I have asked quite a few of the physicists which attended the Cambridge-MIT conference on quantum computing that same question; including prof. Bell and Prof. Stephen Knight. They all agree that there is most likely to be a number of 'extraplanular' possibilities. I, as a physicist, agree. [All dependent upon P = NP eh?]
But yes, it is a form of 'time-travel' so-to-speak.

The scary thing is, if one did time travel, one would not know from which reality one came, and nor might he be able to recognise it.
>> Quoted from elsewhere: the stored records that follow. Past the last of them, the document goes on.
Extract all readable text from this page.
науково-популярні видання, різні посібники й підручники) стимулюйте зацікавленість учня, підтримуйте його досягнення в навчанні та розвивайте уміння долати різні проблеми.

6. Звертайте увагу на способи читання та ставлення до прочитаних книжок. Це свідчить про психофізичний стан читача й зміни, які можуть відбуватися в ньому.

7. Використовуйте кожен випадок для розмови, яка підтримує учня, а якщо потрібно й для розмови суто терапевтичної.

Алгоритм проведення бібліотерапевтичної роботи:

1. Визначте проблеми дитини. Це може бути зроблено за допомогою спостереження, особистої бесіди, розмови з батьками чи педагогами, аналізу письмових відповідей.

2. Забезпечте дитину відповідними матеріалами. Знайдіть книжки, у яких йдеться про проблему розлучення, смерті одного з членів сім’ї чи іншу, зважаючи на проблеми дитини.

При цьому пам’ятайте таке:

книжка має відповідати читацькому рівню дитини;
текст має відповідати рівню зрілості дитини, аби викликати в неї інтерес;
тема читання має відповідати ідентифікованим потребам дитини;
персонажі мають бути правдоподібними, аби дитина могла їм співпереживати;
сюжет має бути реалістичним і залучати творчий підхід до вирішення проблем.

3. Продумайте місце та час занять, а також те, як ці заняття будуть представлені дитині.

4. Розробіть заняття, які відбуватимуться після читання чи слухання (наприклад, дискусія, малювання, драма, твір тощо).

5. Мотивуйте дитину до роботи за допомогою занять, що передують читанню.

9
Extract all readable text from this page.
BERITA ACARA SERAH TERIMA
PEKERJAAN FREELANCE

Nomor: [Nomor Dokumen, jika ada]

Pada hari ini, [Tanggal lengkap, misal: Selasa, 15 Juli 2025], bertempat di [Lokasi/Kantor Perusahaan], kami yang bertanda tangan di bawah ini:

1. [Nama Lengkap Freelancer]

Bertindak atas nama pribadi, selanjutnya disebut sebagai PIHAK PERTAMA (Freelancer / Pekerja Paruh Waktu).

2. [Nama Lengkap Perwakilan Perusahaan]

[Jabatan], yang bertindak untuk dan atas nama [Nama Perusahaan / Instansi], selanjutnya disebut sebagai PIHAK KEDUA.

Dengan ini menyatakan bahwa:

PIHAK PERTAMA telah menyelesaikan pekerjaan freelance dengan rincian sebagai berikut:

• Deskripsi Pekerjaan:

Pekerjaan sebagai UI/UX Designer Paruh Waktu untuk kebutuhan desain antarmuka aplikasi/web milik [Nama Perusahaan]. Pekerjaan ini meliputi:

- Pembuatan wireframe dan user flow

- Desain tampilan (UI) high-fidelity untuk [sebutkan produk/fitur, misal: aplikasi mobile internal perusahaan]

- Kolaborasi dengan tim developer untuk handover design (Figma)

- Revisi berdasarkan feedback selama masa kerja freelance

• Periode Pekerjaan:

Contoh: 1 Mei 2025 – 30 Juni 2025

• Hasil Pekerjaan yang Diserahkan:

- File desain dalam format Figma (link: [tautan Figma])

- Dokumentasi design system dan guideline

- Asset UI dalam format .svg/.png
P.S. light might be constant, but that is only in a pure vacuum medium (which only exists in the minority of cases). This means that the medium through which light travels can change its properties from wave-particle behaviour, slowing down or (in theory of advanced potentials) speeding up. This can depend upon whether there is intense radiation, a dense region of space such as a black hole or even a rotating universe as proposed by Gödel.
Also, time only compensates for equilibrium in a closed system, and the universe is not always closed (this is a topic of debate for topological cosmologists for this reason i.e. ZPE).

And with regards to time travellers having visited already: 1.) maybe you haven't met them and they're keeping it quiet. 2.) Perhaps they travelled to a different point in history. 3.) Perhaps, if the multi-verse model is correct, they do not exist in our version of reality. 4.) perhaps, if they are from the future but living in the present, then they have not actually made that (from the future to the present) trip yet, but have memories of having time travelled and so can remember parts of the future.

I had a very peculiar dream about coming back from the future once, a dream which, had I not had it, I would not have studied physics. Of that I am certain.